CCs to Grams

I was really hoping for a thread on the etiquette of emailing your grandmother.

I first read this as “embalming your grandmother.”

Well, the first rule is “be really, *really *sure she’s dead.”

No idea

Looks like my problem was that a gallon is a gallon, but the liquid that fills the gallon will vary from substance to substance. So your gallon of whole milk and someone elses gallon of molten lead will give me different degrees of weight.

Had my blinkers on when remembering reading a passage in a book regarding fueling operations. Did’nt bother to even remember that weight of water =|= weight of kerosene.

And even then I was off by two pounds for kerosene.

Declan

From here, on the question of how many grams of creatine does a teaspoon weigh.

If this is correct, then it would be a little less than a teaspoon (measurement).

I keep hoping somewhere in one of these threads we’ll stumble upon what “14 k of g in a f p d” means.

No, because the density of water (that is, the amount a cc of water weighs) varies with temperature.

(Pst, can we haz nested quotes back?)

That’s really weird…where did my earlier reply go?

Eh, good enough for kitchen work, if not laboratory. 0.64 ounces difference. (18 grams. 280 grains. 0.003 stones. 10.24 drams. 11.67 pennyweight.)
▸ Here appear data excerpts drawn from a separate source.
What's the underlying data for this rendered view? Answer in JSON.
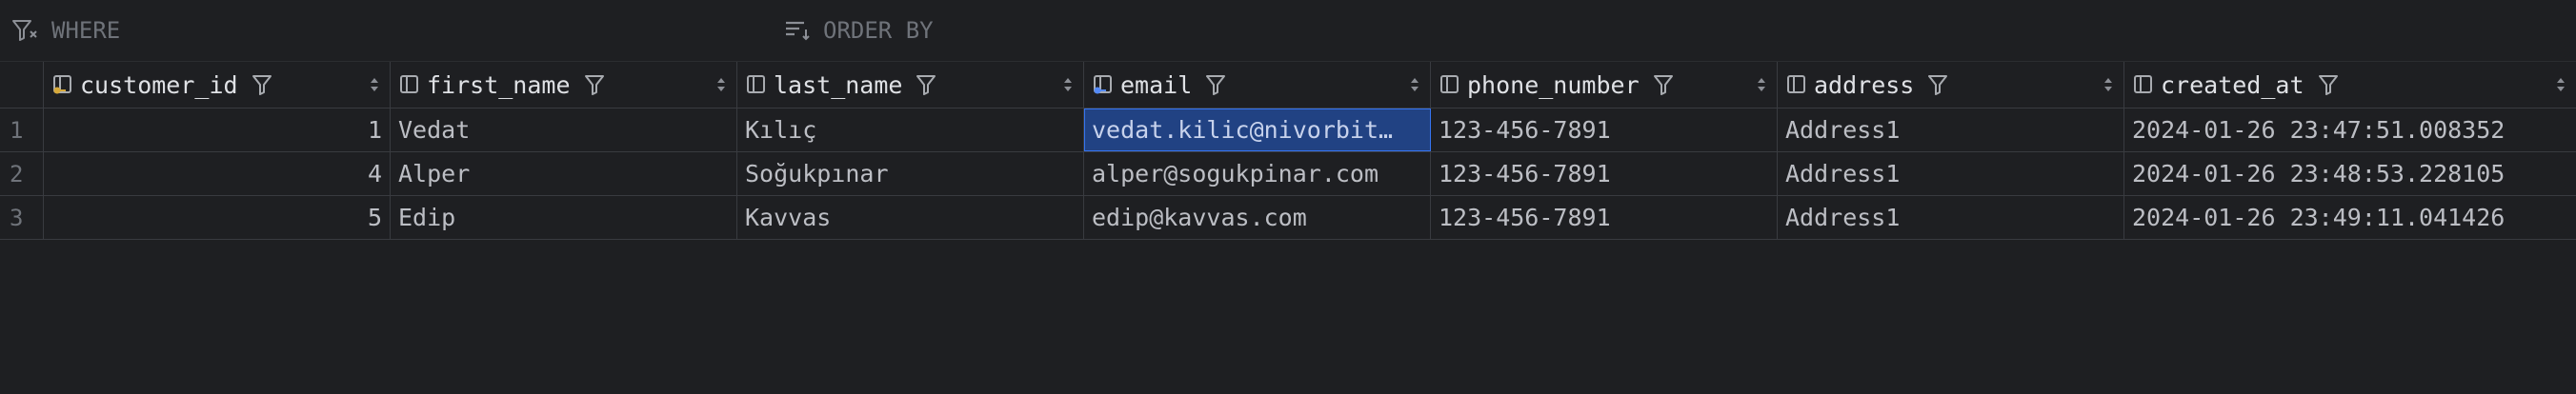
{
  "filter_bar": {
    "where_label": "WHERE",
    "order_by_label": "ORDER BY"
  },
  "table": {
    "columns": [
      {
        "name": "customer_id",
        "icon": "primary-key-column-icon"
      },
      {
        "name": "first_name",
        "icon": "column-icon"
      },
      {
        "name": "last_name",
        "icon": "column-icon"
      },
      {
        "name": "email",
        "icon": "unique-column-icon"
      },
      {
        "name": "phone_number",
        "icon": "column-icon"
      },
      {
        "name": "address",
        "icon": "column-icon"
      },
      {
        "name": "created_at",
        "icon": "column-icon"
      }
    ],
    "rows": [
      {
        "num": "1",
        "cells": [
          "1",
          "Vedat",
          "Kılıç",
          "vedat.kilic@nivorbit…",
          "123-456-7891",
          "Address1",
          "2024-01-26 23:47:51.008352"
        ]
      },
      {
        "num": "2",
        "cells": [
          "4",
          "Alper",
          "Soğukpınar",
          "alper@sogukpinar.com",
          "123-456-7891",
          "Address1",
          "2024-01-26 23:48:53.228105"
        ]
      },
      {
        "num": "3",
        "cells": [
          "5",
          "Edip",
          "Kavvas",
          "edip@kavvas.com",
          "123-456-7891",
          "Address1",
          "2024-01-26 23:49:11.041426"
        ]
      }
    ],
    "selected_cell": {
      "row": 0,
      "col": 3
    }
  },
  "colors": {
    "background": "#1e1f22",
    "selection": "#214283",
    "key_icon": "#d6a93a",
    "unique_icon": "#548af7"
  }
}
This and the talk about gallons and fuel weight reminded me of a story I read in Air & Space magazine… ahh, here it is: Above & Beyond: Milk Run.

A good reminder of why you should keep your volumes, weights and densities in good order.

Great story.

Except it’s only good enough for kitchen work in the US, not “the world around”. :slight_smile:

In places that use the imperial system, you’d be out by 4 oz, which is a significant difference.